In [1]:
import pyspark
from pyspark.sql import SparkSession
from pyspark.sql.functions import col, to_date, unix_timestamp, max, count, min

In [2]:
# Create SparkSession
spark = SparkSession.builder.master("local").appName("SolutionApp").getOrCreate()

# Question 1: Install Spark and PySpark

In [3]:
print(spark.version)

3.5.0


# Question 2: Yellow October 2024

In [4]:
# Read yellow trip data
df = spark.read.parquet("Data/yellow_tripdata_2024-10.parquet")

In [5]:
# Initial number of partitions
initial_partitions = df.rdd.getNumPartitions()
print(f"Initial Partitions: {initial_partitions}")

Initial Partitions: 1


In [6]:
# Repartition to 4 partitions
repartitioned_df = df.repartition(4)
new_partitions = repartitioned_df.rdd.getNumPartitions()
print(f"New Partitions after Repartition: {new_partitions}")
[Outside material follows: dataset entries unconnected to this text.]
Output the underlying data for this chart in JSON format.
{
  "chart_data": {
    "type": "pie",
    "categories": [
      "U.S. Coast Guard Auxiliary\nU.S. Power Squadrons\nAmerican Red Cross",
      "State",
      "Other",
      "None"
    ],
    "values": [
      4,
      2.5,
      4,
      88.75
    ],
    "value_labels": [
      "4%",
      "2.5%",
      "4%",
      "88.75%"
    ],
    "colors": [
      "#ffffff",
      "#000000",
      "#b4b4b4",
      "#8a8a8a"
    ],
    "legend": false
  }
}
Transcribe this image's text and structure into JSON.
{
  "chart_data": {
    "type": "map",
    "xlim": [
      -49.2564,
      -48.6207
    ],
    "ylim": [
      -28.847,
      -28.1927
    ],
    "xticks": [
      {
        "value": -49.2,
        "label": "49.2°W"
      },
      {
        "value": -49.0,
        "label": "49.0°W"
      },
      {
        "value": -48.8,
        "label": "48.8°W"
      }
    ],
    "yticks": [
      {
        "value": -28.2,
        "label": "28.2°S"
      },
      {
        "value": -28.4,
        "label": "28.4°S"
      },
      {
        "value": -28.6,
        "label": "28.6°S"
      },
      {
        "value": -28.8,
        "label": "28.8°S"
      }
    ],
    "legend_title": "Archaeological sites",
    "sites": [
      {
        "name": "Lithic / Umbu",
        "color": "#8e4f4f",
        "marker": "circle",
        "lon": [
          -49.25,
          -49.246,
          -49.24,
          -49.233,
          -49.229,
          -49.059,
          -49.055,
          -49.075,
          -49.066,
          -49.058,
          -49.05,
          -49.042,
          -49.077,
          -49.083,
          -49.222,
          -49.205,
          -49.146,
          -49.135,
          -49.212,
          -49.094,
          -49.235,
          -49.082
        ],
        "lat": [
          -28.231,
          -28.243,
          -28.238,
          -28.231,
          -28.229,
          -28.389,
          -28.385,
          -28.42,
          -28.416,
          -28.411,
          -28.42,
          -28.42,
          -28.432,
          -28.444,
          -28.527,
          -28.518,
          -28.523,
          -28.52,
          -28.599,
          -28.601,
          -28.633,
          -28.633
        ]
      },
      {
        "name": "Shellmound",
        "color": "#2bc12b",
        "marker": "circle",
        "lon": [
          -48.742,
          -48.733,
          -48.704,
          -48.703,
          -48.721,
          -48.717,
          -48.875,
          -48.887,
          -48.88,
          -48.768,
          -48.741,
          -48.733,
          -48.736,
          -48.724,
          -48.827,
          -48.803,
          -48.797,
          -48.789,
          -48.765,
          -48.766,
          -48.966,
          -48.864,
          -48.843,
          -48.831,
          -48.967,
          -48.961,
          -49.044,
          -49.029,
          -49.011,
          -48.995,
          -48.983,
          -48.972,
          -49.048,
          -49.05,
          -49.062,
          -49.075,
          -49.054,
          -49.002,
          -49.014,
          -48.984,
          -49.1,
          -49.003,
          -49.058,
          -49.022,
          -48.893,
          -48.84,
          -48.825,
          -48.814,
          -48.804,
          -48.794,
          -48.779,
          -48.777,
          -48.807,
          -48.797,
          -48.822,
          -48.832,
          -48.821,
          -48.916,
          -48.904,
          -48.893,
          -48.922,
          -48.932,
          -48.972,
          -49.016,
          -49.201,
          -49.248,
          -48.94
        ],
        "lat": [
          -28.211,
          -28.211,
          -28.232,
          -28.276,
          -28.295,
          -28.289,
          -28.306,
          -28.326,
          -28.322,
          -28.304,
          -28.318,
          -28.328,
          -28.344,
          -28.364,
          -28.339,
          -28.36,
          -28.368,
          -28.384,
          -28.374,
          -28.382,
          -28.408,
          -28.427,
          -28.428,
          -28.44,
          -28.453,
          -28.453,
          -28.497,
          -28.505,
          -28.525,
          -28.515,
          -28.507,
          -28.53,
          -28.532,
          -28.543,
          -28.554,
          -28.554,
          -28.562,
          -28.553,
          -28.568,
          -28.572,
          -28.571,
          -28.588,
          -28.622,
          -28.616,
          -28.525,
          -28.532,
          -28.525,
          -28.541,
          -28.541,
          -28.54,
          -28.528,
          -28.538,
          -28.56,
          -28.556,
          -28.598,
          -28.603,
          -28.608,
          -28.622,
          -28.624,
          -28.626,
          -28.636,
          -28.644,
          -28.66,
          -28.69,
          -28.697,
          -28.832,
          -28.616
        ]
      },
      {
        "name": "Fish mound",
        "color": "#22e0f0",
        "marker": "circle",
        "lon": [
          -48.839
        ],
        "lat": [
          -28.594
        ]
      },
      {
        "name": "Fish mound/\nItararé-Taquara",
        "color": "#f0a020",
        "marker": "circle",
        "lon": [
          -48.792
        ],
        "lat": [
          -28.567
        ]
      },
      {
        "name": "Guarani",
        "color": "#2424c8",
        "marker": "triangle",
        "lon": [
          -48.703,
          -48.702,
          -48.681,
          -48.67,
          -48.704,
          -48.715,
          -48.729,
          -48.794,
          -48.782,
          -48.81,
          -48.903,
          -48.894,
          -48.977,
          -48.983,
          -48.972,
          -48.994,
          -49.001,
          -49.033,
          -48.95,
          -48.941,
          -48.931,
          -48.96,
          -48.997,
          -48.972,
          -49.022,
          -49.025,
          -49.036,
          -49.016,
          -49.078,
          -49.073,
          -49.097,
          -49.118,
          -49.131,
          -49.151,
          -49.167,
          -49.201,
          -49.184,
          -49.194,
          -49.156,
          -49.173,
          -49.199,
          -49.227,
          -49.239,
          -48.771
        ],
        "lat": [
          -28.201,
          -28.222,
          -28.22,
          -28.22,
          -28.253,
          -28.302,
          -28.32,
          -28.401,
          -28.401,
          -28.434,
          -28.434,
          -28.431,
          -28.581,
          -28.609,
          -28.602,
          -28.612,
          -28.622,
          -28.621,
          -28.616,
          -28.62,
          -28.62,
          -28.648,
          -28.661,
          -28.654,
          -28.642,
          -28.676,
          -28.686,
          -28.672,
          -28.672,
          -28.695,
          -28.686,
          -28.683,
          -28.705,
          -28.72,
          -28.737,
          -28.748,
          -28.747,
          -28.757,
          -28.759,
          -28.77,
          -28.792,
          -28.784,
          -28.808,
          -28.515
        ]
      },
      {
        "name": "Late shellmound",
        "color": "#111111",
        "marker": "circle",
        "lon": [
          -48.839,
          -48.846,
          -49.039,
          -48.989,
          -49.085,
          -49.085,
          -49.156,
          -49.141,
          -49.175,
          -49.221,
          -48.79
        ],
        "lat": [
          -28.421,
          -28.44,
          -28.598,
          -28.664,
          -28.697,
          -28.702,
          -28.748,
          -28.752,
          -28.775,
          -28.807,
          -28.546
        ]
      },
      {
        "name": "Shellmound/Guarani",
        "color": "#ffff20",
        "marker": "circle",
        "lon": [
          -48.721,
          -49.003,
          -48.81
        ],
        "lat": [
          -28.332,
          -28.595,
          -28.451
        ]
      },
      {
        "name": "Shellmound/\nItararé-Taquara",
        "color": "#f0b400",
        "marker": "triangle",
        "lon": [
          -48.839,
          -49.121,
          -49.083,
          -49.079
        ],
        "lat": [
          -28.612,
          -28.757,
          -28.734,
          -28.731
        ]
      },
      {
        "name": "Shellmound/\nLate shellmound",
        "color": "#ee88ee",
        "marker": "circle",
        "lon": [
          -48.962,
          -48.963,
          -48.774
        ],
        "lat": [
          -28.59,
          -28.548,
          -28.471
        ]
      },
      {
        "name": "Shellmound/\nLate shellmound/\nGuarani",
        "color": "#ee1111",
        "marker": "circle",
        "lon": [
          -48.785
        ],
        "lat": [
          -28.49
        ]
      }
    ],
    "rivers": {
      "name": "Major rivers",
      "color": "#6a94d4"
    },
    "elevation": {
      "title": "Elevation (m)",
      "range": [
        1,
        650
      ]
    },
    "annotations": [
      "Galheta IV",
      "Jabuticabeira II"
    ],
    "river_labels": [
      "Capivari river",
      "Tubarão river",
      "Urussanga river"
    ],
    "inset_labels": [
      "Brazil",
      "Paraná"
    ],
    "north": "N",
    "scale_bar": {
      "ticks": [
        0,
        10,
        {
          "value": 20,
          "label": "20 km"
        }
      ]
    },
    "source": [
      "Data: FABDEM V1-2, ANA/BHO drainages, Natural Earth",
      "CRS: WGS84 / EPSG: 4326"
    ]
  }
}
New Partitions after Repartition: 4


In [7]:
# Save the new partitioned yellow trip data 
repartitioned_df.write.parquet("yellow_tripdata/", mode="overwrite")

# Question 3: Count records

In [8]:
# Count the taxi trips were there on the 15th of October
df.filter(to_date(df.tpep_pickup_datetime) == "2024-10-15").count()

128893

# Question 4: Longest trip

In [9]:
# Compute trip duration in hours and find the maximum
longest_trip_hours = df \
    .withColumn("trip_duration_hours", 
                (unix_timestamp(df.tpep_dropoff_datetime) - unix_timestamp(df.tpep_pickup_datetime)) / 3600) \
    .select(max("trip_duration_hours")) \
    .collect()[0][0]

print(f"Longest trip duration: {longest_trip_hours} hours")

Longest trip duration: 162.61777777777777 hours


# Question 6: Least frequent pickup location zone

In [10]:
# Read taxi zones data
zones_df = spark.read.option("header", "true").csv("Data/taxi_zone_lookup.csv")

In [11]:
# Step 1: Join df with zones_df to get the Zone names
joined_df = df.join(zones_df, df.PULocationID == zones_df.LocationID)

In [12]:
# Step 2: Count trips per Zone
zone_counts = joined_df.groupBy("Zone").agg(count("*").alias("trip_count"))

# Step 3: Find the minimum trip count
min_trip_count = zone_counts.agg(min("trip_count")).collect()[0][0]

# Step 4: Get the Zone with the minimum trip count
least_frequent_zone = zone_counts.filter(col("trip_count") == min_trip_count).select("Zone")

# Display the result
least_frequent_zone.show()

+--------------------+
|                Zone|
+--------------------+
|Governor's Island...|
+--------------------+